- Anmelden, um Kommentare verfassen zu können
In den Bars und Restaurants, jedenfalls in München, trinkt man seit Jahren Aperol Spritz, auch Sprizz oder Veneziano genannt. Der sonnige Aperol besteht aus Rhabarber, Chinarinde, Gelbem Enzian, Bitterorange und aromatischen Kräutern. Gemischt wird der Likör mit Weißwein oder Prosecco.
Wer das nicht mag, nimmt gemeinhin einen eleganten Hugo. Er ist frühlingshaft zartgrün und besteht aus Holunderblütensirup, Limetten, Minze, Mineralwasser und Prosecco. Ambitionierte Lokalitäten in der Großstadt bieten Signature-Drinks an, also solche, die es nur bei ihnen gibt. Sie sind ein echtes, attraktives Aushängeschild.

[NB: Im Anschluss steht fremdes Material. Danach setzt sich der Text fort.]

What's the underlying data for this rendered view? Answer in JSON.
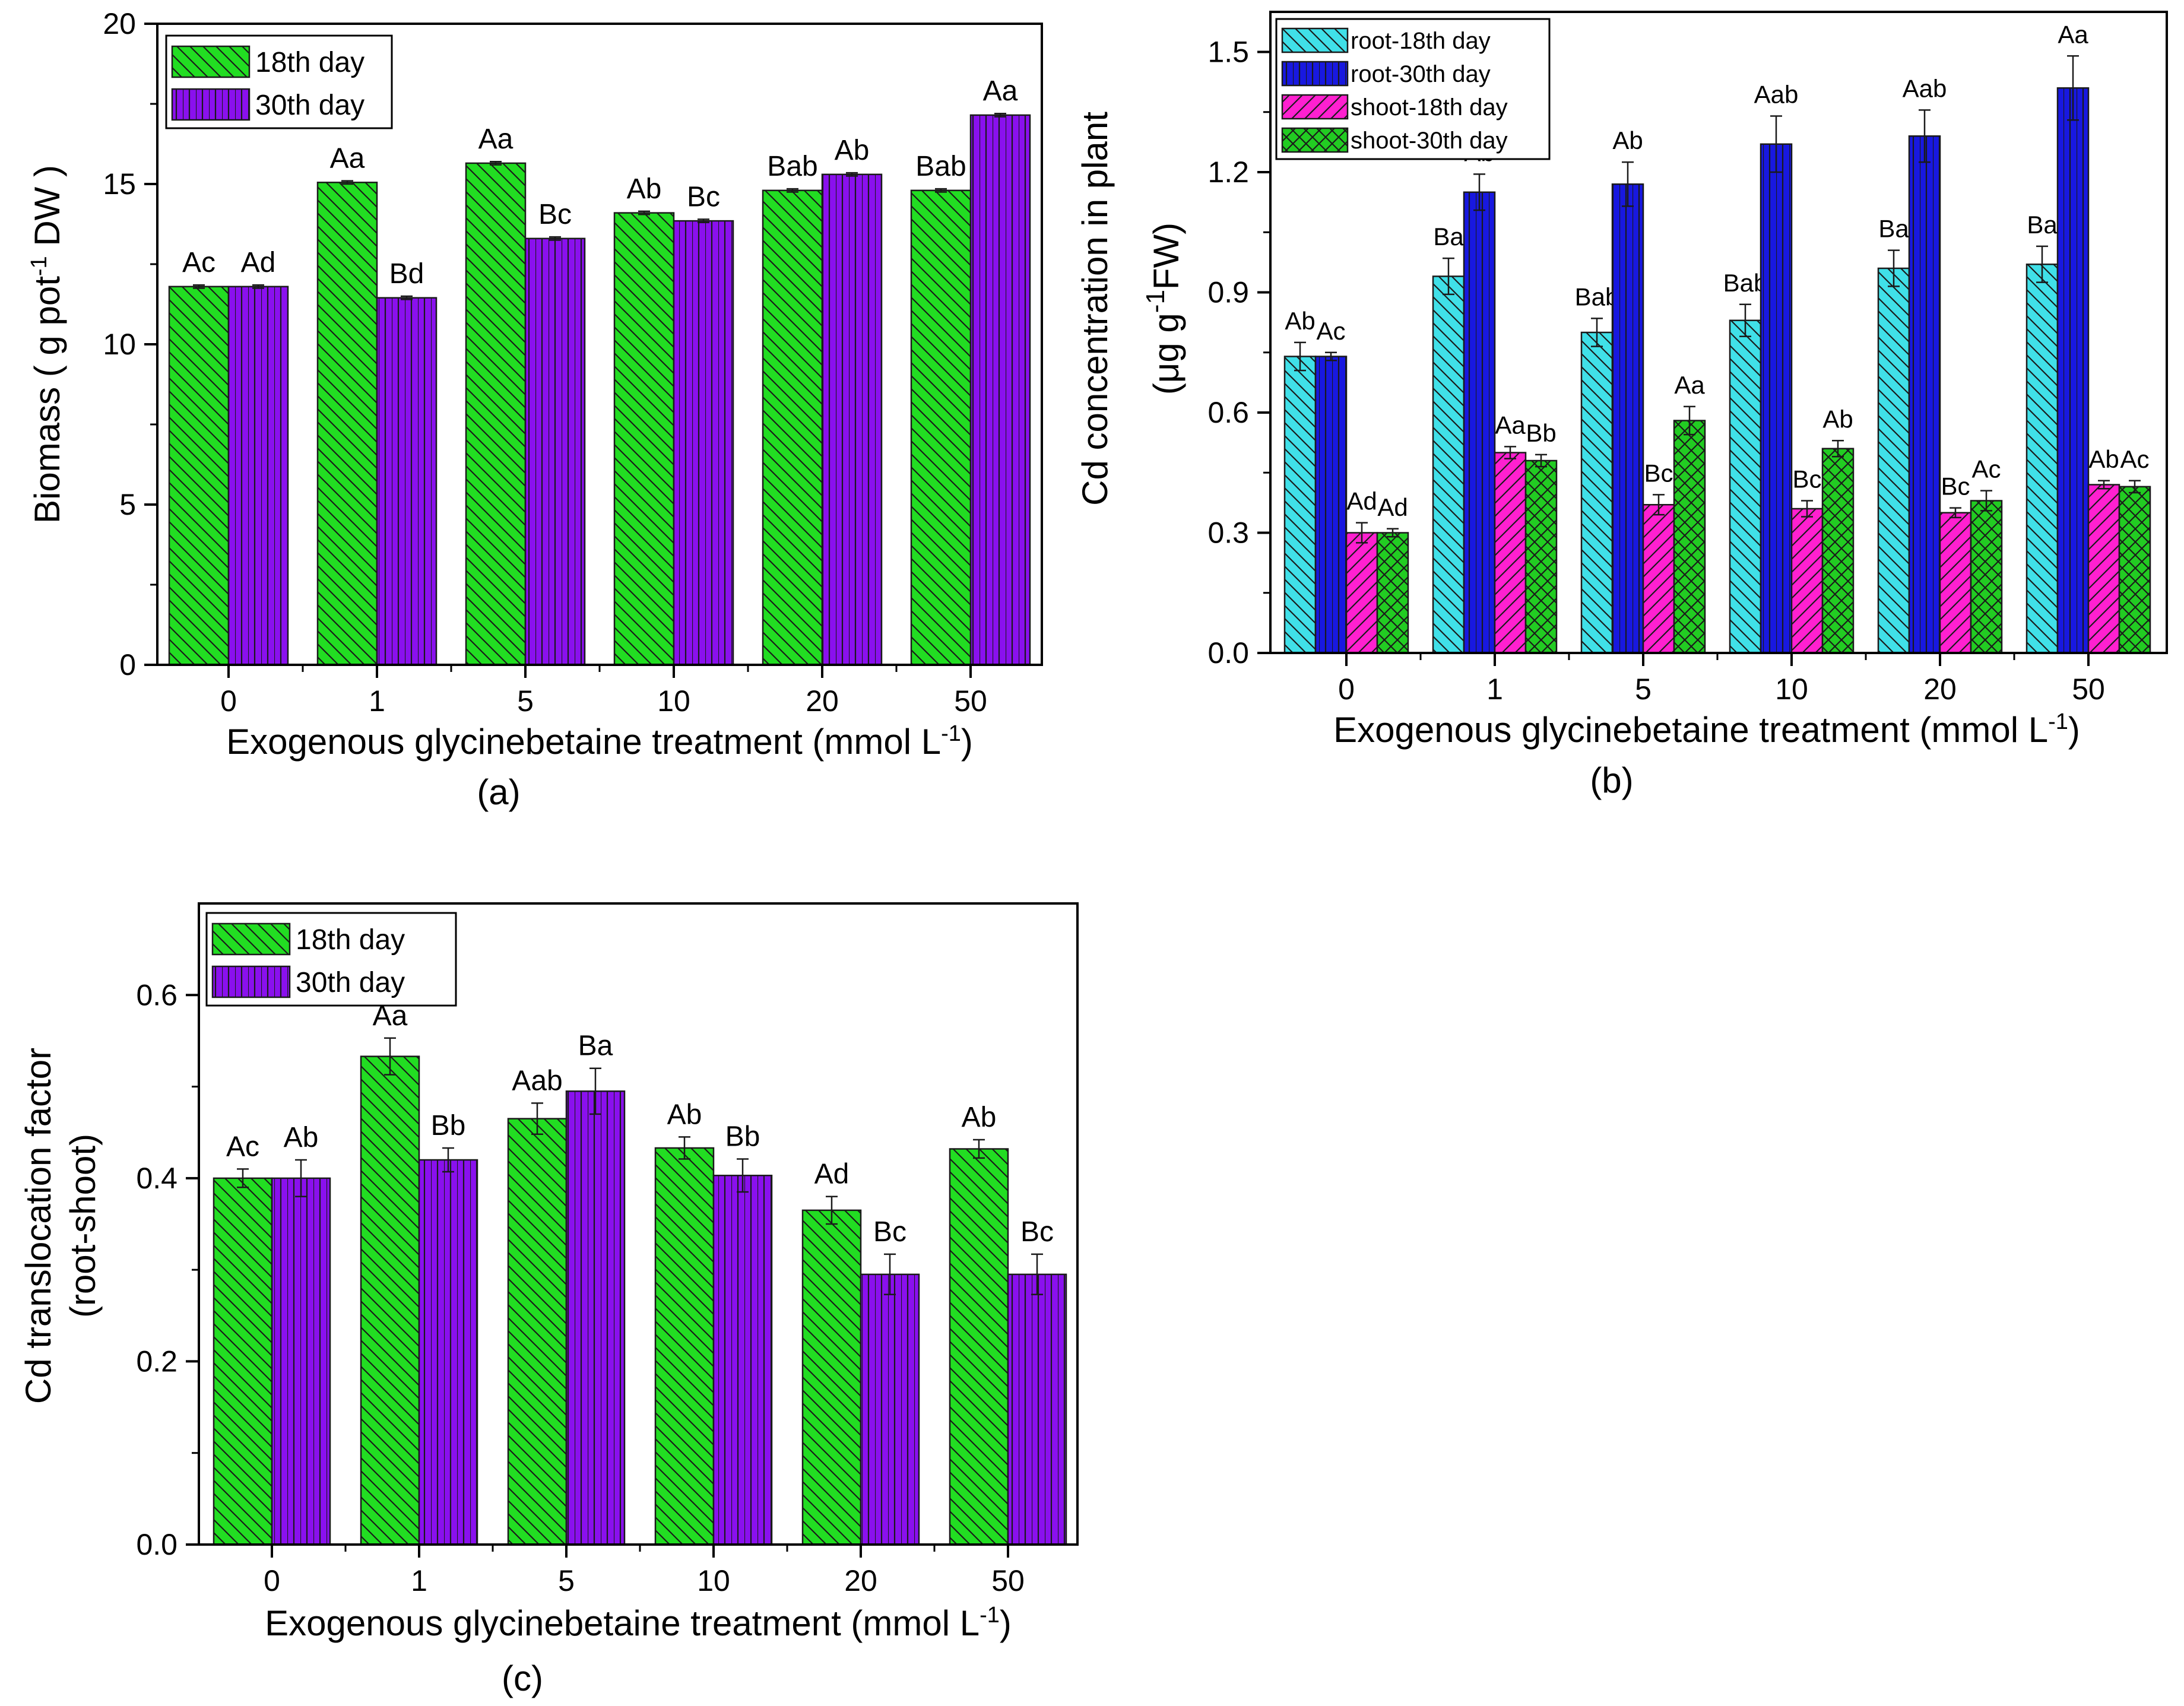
{
  "chart_data": [
    {
      "id": "a",
      "type": "bar",
      "panel_label": "(a)",
      "categories": [
        "0",
        "1",
        "5",
        "10",
        "20",
        "50"
      ],
      "series": [
        {
          "name": "18th day",
          "color": "#22dd22",
          "hatch": "diag-right",
          "values": [
            11.8,
            15.05,
            15.65,
            14.1,
            14.8,
            14.8
          ],
          "errors": [
            0.05,
            0.05,
            0.05,
            0.05,
            0.05,
            0.05
          ],
          "labels": [
            "Ac",
            "Aa",
            "Aa",
            "Ab",
            "Bab",
            "Bab"
          ]
        },
        {
          "name": "30th day",
          "color": "#8a10ee",
          "hatch": "vertical",
          "values": [
            11.8,
            11.45,
            13.3,
            13.85,
            15.3,
            17.15
          ],
          "errors": [
            0.05,
            0.05,
            0.05,
            0.05,
            0.05,
            0.05
          ],
          "labels": [
            "Ad",
            "Bd",
            "Bc",
            "Bc",
            "Ab",
            "Aa"
          ]
        }
      ],
      "xlabel_main": "Exogenous glycinebetaine treatment (mmol L",
      "xlabel_sup": "-1",
      "xlabel_end": ")",
      "ylabel_main": "Biomass  ( g pot",
      "ylabel_sup": "-1",
      "ylabel_end": " DW )",
      "ylim": [
        0,
        20
      ],
      "yticks": [
        0,
        5,
        10,
        15,
        20
      ],
      "ytick_labels": [
        "0",
        "5",
        "10",
        "15",
        "20"
      ],
      "legend_position": "top-left"
    },
    {
      "id": "b",
      "type": "bar",
      "panel_label": "(b)",
      "categories": [
        "0",
        "1",
        "5",
        "10",
        "20",
        "50"
      ],
      "series": [
        {
          "name": "root-18th day",
          "color": "#40e0e8",
          "hatch": "diag-right",
          "values": [
            0.74,
            0.94,
            0.8,
            0.83,
            0.96,
            0.97
          ],
          "errors": [
            0.035,
            0.045,
            0.035,
            0.04,
            0.045,
            0.045
          ],
          "labels": [
            "Ab",
            "Ba",
            "Bab",
            "Bab",
            "Ba",
            "Ba"
          ]
        },
        {
          "name": "root-30th day",
          "color": "#1818e0",
          "hatch": "vertical",
          "values": [
            0.74,
            1.15,
            1.17,
            1.27,
            1.29,
            1.41
          ],
          "errors": [
            0.01,
            0.045,
            0.055,
            0.07,
            0.065,
            0.08
          ],
          "labels": [
            "Ac",
            "Ab",
            "Ab",
            "Aab",
            "Aab",
            "Aa"
          ]
        },
        {
          "name": "shoot-18th day",
          "color": "#ff20d0",
          "hatch": "diag-left",
          "values": [
            0.3,
            0.5,
            0.37,
            0.36,
            0.35,
            0.42
          ],
          "errors": [
            0.025,
            0.015,
            0.025,
            0.02,
            0.012,
            0.01
          ],
          "labels": [
            "Ad",
            "Aa",
            "Bc",
            "Bc",
            "Bc",
            "Ab"
          ]
        },
        {
          "name": "shoot-30th day",
          "color": "#22cc22",
          "hatch": "cross",
          "values": [
            0.3,
            0.48,
            0.58,
            0.51,
            0.38,
            0.415
          ],
          "errors": [
            0.01,
            0.015,
            0.035,
            0.02,
            0.025,
            0.015
          ],
          "labels": [
            "Ad",
            "Bb",
            "Aa",
            "Ab",
            "Ac",
            "Ac"
          ]
        }
      ],
      "xlabel_main": "Exogenous glycinebetaine treatment (mmol L",
      "xlabel_sup": "-1",
      "xlabel_end": ")",
      "ylabel_line1": "Cd concentration in plant",
      "ylabel_line2_main": "(μg g",
      "ylabel_line2_sup": "-1",
      "ylabel_line2_end": "FW)",
      "ylim": [
        0,
        1.6
      ],
      "yticks": [
        0,
        0.3,
        0.6,
        0.9,
        1.2,
        1.5
      ],
      "ytick_labels": [
        "0.0",
        "0.3",
        "0.6",
        "0.9",
        "1.2",
        "1.5"
      ],
      "legend_position": "top-left"
    },
    {
      "id": "c",
      "type": "bar",
      "panel_label": "(c)",
      "categories": [
        "0",
        "1",
        "5",
        "10",
        "20",
        "50"
      ],
      "series": [
        {
          "name": "18th day",
          "color": "#22dd22",
          "hatch": "diag-right",
          "values": [
            0.4,
            0.533,
            0.465,
            0.433,
            0.365,
            0.432
          ],
          "errors": [
            0.01,
            0.02,
            0.017,
            0.012,
            0.015,
            0.01
          ],
          "labels": [
            "Ac",
            "Aa",
            "Aab",
            "Ab",
            "Ad",
            "Ab"
          ]
        },
        {
          "name": "30th day",
          "color": "#8a10ee",
          "hatch": "vertical",
          "values": [
            0.4,
            0.42,
            0.495,
            0.403,
            0.295,
            0.295
          ],
          "errors": [
            0.02,
            0.013,
            0.025,
            0.018,
            0.022,
            0.022
          ],
          "labels": [
            "Ab",
            "Bb",
            "Ba",
            "Bb",
            "Bc",
            "Bc"
          ]
        }
      ],
      "xlabel_main": "Exogenous glycinebetaine treatment (mmol L",
      "xlabel_sup": "-1",
      "xlabel_end": ")",
      "ylabel_line1": "Cd translocation factor",
      "ylabel_line2": "(root-shoot)",
      "ylim": [
        0,
        0.7
      ],
      "yticks": [
        0,
        0.2,
        0.4,
        0.6
      ],
      "ytick_labels": [
        "0.0",
        "0.2",
        "0.4",
        "0.6"
      ],
      "legend_position": "top-left"
    }
  ]
}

Angeboten werden Kräutermischungen, die man sonst nur aus Salaten und Gemüsegerichten kennt - vermischt mit Alkohol oder Säften. Oder exotische Früchte, ungewohnt kombiniert mit Gewürzen, meist „spicy“. Das alles ist verführerisch, aber auch kostspielig und, wenn überhaupt, eher für besondere Tage reserviert.
Wir haben längst unseren Süd-Balkon als eine Art „roof top bar“ entdeckt, auch wenn wir bloß im dritten Stock eines Mietshauses wohnen. Es gehört zu den schönsten Momenten eines Tages, gemeinsam den letzten Spuren des Lichts zu folgen, den Abendliedern der Amseln und Singdrosseln leise zu applaudieren und sonst zu schweigen.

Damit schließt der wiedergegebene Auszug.